Below is an excerpt from an interview with Tim Herzog, respected mental performance coach, published 1/17/2017. I like the idea that we make room for ‘flow’ to occur through management of our arousal state. Also, he points out, in the context of competitive sailing he focuses on speed and emotional regulation, not winning a trophy.
“Goal-setting is really important, for instance. Lots of good can come from having Outcome Goals, but if you are too focused on them , for instance if you think “I need to be top three,” you are distancing yourself from the task in hand; the thought “top three” has nothing to do with actually having the boat going fast around the race course.
So, I work more on Process Goals, that shift the focus more on the present moment (and) the processes that lead to going fast. One of the most important process goals and mental skills is arousal control, which means influencing how amped up they are.”

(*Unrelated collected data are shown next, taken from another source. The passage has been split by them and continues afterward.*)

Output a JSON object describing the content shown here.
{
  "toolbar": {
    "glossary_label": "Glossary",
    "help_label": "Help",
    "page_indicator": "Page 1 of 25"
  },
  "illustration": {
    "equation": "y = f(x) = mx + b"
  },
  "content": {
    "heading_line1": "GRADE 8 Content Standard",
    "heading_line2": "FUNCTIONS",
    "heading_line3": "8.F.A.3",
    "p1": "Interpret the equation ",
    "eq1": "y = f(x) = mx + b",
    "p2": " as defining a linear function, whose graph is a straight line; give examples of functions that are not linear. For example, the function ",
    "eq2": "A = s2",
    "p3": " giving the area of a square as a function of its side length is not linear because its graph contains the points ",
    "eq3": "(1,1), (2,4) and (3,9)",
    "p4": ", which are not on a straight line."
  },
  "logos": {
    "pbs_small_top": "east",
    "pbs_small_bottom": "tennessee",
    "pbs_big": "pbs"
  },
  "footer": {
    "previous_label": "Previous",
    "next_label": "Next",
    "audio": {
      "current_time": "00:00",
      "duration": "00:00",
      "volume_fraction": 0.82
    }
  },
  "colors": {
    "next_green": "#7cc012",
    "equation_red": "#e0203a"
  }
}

“People may have little arousal, meaning they are bored or sleepy or not very motivated, and on the other end of the spectrum- they can be overly angry or anxious. Both of these extremes are not conducive to top performances, but somewhere in the middle there is that sweet spot of optimal performance. That could depend a lot on the individual person, on the conditions in which they are sailing and other variables, but you can get better and better in knowing where that sweet spot is, and you can get better in getting there intentionally rather than haphazardly.
You can influence arousal in either directions, and you can have routines to amp up when you feel low, or calm down when you are overly activated, so the flow moments become more likely.”
In other words, in a race, mind the tack, not the trophy.